Chatan Yara (北谷 屋良, Chatan Yara), also known as Ueekata, and Yomitan Yara, is credited with being one of the first to disseminate martial arts (te) throughout Okinawa Island. Yara is most noted for teaching Takahara Peichin who would later become the sensei (mentor) of Sakugawa Kanga (1733-1815), the father of Okinawan karate. Depending on Sakugawa's birth date, Yara may have been his teacher also (based on the kata he taught).

Yara was from Chatan Village, on Okinawa Island.

There is a popular Shito-Ryu kata named 'Chatanyara Kushanku', the kata was taught to Teruo Hayashi by Nagamine Shoshin. Chatanyara kushanku is one of many variants of the popular 'Kushanku' family of katas taught on Okinawa.

==Biography==
According to most accounts, Yara's parents sent him to China at the age of 12 under the advice of his uncle to study the Chinese language and the martial arts. It was here he mastered the use of the bō and sai under the guidance of his teacher Wong Chung-Yoh.

Shortly after returning to Shuri around 1700, Yara came to the assistance of a woman being harassed by a samurai.
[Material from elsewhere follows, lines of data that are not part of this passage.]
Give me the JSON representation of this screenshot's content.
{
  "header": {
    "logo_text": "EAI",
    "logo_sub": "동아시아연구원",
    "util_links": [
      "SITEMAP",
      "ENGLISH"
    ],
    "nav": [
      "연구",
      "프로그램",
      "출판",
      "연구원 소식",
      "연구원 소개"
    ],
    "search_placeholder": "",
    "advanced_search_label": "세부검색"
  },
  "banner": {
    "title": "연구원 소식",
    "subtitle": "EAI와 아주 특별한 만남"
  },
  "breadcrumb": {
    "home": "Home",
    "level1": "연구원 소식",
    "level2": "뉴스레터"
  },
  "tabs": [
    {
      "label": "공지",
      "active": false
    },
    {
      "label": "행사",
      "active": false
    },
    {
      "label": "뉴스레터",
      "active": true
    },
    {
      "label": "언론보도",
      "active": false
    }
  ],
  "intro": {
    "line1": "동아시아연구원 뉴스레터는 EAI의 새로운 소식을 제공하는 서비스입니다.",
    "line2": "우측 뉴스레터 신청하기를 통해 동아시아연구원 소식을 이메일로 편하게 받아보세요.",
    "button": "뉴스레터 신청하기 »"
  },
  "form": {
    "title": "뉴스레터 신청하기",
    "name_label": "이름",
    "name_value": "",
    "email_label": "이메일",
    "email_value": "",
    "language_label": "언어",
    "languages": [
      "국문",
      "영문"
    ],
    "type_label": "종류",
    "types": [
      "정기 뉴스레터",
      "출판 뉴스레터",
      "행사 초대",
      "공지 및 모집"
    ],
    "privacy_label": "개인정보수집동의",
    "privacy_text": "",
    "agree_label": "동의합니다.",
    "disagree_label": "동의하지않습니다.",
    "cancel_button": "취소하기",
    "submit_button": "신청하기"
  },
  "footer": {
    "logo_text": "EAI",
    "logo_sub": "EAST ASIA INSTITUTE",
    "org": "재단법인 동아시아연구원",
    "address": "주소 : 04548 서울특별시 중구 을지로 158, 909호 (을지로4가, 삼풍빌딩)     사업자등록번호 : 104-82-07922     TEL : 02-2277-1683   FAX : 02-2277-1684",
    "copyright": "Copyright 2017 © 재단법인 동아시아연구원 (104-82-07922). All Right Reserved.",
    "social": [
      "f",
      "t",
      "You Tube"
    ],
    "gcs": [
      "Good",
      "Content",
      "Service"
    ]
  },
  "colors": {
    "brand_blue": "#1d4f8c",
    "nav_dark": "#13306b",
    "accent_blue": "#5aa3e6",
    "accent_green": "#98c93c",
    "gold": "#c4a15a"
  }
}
First avoiding the samurai's sword attacks, Yara acquired an eku (oar) from a nearby boat and successfully disarmed and killed the samurai. Soon after this rescue, he was recruited by local officials to teach his martial art to the local community for the purpose of self-defense.

Chatan Yara is credited as the originator of the popular (Chatan) Yara Kusanku, Chatan Yara no Sai (iron truncheon), and Chatan Yara no Kon (6 foot staff) kata that are commonly found in Okinawan martial arts. His son, known as Yara Guwa ("Little Yara") is the developer of the well-known Yara Guwa no Tonfa kata.